Riparian and Land Use Effects on Biodiversity and Ecosystem Function in an Agricultural Landscape

Riparian Area
Annie Young-Mathews, Steve Culman, Louise Jackson, Shabeg Briar, Sara Sanchez-Moreno, Howard Ferris, Toby O’Geen, Kate Scow
This project is focused on the effects of riparian management and land use on the community composition and diversity of soil microbes, nematodes and plants, and the ability of soils to retain nutrients and store carbon. The study area is an agricultural landscape located in western Yolo County in California’s Central Valley, with a gradient of land use intensity going from irrigated row crop agriculture in the east to grazed upland grasslands in the west.
Preliminary results show that land use in this highly disturbed landscape has a more significant influence on biodiversity and soil nutrient pools than distance from a waterway. However, healthy riparian zones harbored more diversity and more highly structured soil communities than highly disturbed riparian zones. Interestingly however, high aboveground plant diversity did not necessarily correlate with increased belowground microbial and nematode diversity, possibly due to the history of disturbance and lack of remnant populations for recolonization.

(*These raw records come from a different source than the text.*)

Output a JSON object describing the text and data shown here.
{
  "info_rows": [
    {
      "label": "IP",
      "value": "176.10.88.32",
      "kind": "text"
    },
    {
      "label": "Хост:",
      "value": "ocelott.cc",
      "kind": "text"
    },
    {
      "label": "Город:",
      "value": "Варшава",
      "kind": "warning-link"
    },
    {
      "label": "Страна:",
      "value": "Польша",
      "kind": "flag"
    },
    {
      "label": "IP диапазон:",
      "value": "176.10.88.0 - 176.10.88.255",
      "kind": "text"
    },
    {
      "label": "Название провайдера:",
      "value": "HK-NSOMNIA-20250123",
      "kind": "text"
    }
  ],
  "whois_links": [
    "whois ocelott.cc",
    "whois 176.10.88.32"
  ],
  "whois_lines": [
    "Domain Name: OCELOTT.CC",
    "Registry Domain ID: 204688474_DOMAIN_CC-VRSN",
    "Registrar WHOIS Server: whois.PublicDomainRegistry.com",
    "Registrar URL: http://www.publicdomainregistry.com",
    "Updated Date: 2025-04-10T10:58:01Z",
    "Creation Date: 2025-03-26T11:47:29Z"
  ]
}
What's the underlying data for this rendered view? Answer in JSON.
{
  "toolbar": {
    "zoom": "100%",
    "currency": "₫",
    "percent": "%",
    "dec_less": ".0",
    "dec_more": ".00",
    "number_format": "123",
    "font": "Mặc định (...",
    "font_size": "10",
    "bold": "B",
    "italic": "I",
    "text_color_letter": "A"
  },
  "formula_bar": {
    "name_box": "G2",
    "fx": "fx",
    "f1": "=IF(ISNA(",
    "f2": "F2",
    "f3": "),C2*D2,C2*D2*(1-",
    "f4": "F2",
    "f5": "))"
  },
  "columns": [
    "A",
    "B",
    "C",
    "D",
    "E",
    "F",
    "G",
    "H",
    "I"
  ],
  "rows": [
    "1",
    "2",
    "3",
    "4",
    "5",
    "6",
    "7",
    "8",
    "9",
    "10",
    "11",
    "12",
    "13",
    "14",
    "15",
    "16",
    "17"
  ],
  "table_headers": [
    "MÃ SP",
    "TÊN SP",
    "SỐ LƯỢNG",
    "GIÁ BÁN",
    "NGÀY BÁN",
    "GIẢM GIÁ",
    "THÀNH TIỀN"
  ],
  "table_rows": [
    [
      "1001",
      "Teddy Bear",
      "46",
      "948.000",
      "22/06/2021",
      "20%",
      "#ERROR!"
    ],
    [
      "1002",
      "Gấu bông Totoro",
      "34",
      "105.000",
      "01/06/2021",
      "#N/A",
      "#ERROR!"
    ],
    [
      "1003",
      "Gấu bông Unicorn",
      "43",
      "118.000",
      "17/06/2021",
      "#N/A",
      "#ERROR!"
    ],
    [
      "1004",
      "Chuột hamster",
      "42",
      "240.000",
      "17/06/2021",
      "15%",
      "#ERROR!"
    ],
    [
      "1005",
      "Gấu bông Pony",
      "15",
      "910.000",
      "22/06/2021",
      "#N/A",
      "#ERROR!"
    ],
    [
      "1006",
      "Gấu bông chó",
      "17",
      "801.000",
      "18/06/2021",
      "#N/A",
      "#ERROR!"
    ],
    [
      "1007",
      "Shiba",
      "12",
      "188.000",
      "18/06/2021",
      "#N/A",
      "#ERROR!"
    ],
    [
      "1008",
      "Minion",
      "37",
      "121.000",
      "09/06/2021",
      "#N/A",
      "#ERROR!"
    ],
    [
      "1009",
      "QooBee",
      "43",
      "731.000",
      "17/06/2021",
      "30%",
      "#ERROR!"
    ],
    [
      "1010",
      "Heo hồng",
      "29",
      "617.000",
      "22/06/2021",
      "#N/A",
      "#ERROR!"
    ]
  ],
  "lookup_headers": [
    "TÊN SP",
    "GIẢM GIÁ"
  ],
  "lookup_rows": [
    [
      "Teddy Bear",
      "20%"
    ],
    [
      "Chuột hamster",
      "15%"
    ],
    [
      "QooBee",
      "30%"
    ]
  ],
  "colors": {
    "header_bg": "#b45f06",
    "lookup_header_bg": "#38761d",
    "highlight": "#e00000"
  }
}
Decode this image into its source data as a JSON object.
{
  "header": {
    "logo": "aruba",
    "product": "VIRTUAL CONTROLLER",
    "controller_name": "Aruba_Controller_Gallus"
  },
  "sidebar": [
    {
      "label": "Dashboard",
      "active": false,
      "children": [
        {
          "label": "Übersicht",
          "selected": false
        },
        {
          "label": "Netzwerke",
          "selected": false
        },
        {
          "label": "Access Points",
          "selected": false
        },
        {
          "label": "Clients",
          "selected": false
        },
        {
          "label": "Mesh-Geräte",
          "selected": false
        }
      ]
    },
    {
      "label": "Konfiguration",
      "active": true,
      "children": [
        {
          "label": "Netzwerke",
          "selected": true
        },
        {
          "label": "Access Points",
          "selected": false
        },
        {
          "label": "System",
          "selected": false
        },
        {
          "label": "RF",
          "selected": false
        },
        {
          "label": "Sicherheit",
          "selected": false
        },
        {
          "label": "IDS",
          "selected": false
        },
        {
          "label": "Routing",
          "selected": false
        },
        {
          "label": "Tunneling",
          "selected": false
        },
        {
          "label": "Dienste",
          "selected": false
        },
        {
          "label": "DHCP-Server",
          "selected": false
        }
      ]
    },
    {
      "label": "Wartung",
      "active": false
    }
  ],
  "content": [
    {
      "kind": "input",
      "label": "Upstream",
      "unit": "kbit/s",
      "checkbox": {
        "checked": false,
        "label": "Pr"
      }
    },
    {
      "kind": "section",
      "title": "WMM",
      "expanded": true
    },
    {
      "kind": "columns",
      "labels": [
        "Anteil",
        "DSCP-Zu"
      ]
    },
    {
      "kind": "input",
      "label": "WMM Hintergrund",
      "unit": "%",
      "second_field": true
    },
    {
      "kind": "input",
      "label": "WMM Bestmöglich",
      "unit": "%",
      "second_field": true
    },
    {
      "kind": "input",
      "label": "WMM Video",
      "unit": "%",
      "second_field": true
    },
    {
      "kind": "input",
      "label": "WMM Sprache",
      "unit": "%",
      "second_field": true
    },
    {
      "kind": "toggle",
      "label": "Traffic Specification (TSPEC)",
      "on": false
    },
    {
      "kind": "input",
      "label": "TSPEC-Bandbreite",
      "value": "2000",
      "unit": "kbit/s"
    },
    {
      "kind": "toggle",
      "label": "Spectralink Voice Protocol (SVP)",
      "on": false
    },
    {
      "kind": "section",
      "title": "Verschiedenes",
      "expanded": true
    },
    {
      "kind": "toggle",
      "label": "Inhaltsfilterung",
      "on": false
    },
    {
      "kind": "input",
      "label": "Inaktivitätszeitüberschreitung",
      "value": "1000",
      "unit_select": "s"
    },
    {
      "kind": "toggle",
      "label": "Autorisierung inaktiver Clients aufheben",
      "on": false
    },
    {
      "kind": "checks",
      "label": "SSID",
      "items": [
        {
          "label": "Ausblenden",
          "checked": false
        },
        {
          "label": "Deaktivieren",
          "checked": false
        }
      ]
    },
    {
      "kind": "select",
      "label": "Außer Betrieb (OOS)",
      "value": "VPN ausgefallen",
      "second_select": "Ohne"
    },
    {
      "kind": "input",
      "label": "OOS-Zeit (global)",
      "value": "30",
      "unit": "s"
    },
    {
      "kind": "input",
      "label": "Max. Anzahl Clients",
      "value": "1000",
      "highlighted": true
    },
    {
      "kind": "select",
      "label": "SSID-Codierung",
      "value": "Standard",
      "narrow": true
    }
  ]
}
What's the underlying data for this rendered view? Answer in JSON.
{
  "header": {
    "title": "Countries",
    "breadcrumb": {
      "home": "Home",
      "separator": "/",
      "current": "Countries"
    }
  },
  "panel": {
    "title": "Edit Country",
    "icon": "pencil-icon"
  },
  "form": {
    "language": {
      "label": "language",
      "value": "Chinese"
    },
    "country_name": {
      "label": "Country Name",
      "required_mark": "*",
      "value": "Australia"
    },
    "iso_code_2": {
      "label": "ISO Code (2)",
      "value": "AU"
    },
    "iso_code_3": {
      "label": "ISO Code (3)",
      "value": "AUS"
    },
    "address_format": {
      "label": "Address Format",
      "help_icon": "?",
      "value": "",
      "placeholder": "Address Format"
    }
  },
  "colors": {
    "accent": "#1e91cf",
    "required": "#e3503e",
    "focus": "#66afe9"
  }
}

A related farmscape-scale project in the same region looked at the effects of riparian restoration (widening of the floodplain bench and revegetation with native grasses, shrubs and trees) on nematode community structure and diversity as a way to examine soil food web condition. The study also examined the effects of restoration on greenhouse gas emissions, soil nutrient retention to prevent water quality degradation, control of noxious weeds, and carbon storage in soil and woody species.